Somehow I got somebody else’s share of the oil that comes with puberty and what wasn’t on my skin was in my hair. My ultra-short ‘do (my mother said I looked cute with short hair and I was going to keep it short; what my mother said was right up there with the penal code) looked fluffy and shiny for all of about fifteen seconds after I washed it. And the fact that I lived in Florida where the humidity is 98% all the time made the situation even worse.
Not to mention the fact that I wore the most uncool clothes that ever took up a closet. Those were the days of Villager brand dresses and Lady Bug blouses with tiny prints and round collars that had little lady bug pins attached to them – which you could only get if you actually bought the Lady Bug brand. Weejun loafers and gold cup socks completed the outfit – that is, if your parents had bucks and could afford all of the above. Villager and Lady Bug were as expensive in that economy as Abercrombie and Fitch is in today’s. Do I even need to say that my folks didn’t have the money for that wardrobe? Mind you, my mother was a wonderful seamstress and she could have made replicas and, except for the pin, nobody would have known the difference. But what came out of her sewing machine? Puffed sleeves. Pink gingham. Sashes that tied in a bow. I looked like I was playing Alice in Wonderland after she ate the mushroom that made her huge.

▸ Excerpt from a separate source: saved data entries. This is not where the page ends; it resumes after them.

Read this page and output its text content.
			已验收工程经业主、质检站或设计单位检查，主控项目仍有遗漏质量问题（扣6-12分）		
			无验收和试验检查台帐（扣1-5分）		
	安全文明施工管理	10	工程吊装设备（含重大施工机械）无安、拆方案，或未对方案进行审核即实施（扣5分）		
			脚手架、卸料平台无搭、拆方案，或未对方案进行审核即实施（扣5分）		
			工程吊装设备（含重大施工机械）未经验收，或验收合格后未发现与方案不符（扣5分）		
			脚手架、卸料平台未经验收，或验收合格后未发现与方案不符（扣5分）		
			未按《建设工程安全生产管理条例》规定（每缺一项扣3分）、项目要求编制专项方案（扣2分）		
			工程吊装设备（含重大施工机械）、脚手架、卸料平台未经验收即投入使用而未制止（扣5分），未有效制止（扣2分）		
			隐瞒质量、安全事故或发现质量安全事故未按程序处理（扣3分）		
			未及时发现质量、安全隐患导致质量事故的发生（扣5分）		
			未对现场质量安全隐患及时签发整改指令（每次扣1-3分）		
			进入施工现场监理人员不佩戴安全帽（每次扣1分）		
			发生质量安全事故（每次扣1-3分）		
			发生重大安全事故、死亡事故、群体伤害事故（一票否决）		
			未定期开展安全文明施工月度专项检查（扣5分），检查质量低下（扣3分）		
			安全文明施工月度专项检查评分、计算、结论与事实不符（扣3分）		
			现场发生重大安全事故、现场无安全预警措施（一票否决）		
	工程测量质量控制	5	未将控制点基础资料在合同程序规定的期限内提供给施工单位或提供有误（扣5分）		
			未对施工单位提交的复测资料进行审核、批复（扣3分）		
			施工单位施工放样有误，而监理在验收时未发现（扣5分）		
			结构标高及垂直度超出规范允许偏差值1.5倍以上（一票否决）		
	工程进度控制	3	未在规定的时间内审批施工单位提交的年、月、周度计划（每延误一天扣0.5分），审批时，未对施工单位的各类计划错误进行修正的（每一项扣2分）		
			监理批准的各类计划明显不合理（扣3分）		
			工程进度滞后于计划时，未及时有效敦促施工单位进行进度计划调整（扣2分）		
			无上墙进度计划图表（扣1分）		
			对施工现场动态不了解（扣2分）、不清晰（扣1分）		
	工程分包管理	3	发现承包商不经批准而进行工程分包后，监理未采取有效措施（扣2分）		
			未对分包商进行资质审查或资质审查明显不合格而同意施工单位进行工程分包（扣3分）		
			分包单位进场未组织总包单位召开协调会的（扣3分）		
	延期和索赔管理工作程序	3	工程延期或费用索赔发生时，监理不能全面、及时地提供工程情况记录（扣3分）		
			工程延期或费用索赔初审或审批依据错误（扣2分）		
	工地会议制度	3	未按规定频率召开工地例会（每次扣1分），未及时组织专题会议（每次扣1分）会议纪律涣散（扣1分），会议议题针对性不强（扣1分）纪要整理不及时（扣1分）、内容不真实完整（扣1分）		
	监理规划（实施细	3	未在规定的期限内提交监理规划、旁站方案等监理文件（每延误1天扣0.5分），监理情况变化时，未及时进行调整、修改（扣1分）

I myself have told you that appearance isn’t everything, but it’s definitely something when it makes you feel like you are too completely out of it to even be breathing. Somehow I managed to get along fine with most of the girls, even the ones who got to shave their legs until they shone under those adorable wrap-around skirts. There were enough other girls in my category that I didn’t feel completely alone.
The boys, however, were another story entirely. I couldn’t just be my awkward, silly, mega-sensitive self around them and be okay with it. Somehow it was different. All I could do was –
- Giggle uncontrollably
- Say things that made no sense
- Say things they didn’t give a rip about
- Say things I thought they’d be interested in and make an idiot out of myself
- Or not say anything at all and revert to the afore-mentioned giggling
I didn’t know what to do with my arms so they felt longer and more ape-like with every moment I was in some cutie’s presence. I didn’t know where to look so my gaze darted all over the place and, I knew, made me look like I was having a panic attack (which I guess I was!) Most of the time I found some excuse to get the Sam Hill out of there so I wouldn’t have to see that look enter his eyes, the one that said, “Are you for real?”
I could have just avoided boys. Except that I was starting to like them. They were fascinating, and I wanted to be the kind of girl they liked. I wanted to be comfortable being around them so I could feel like I was normal. But as the orangutan-limbed, pizza-faced, hyena-laughing freak I thought I was, I figured I was far from normal. I was a geek.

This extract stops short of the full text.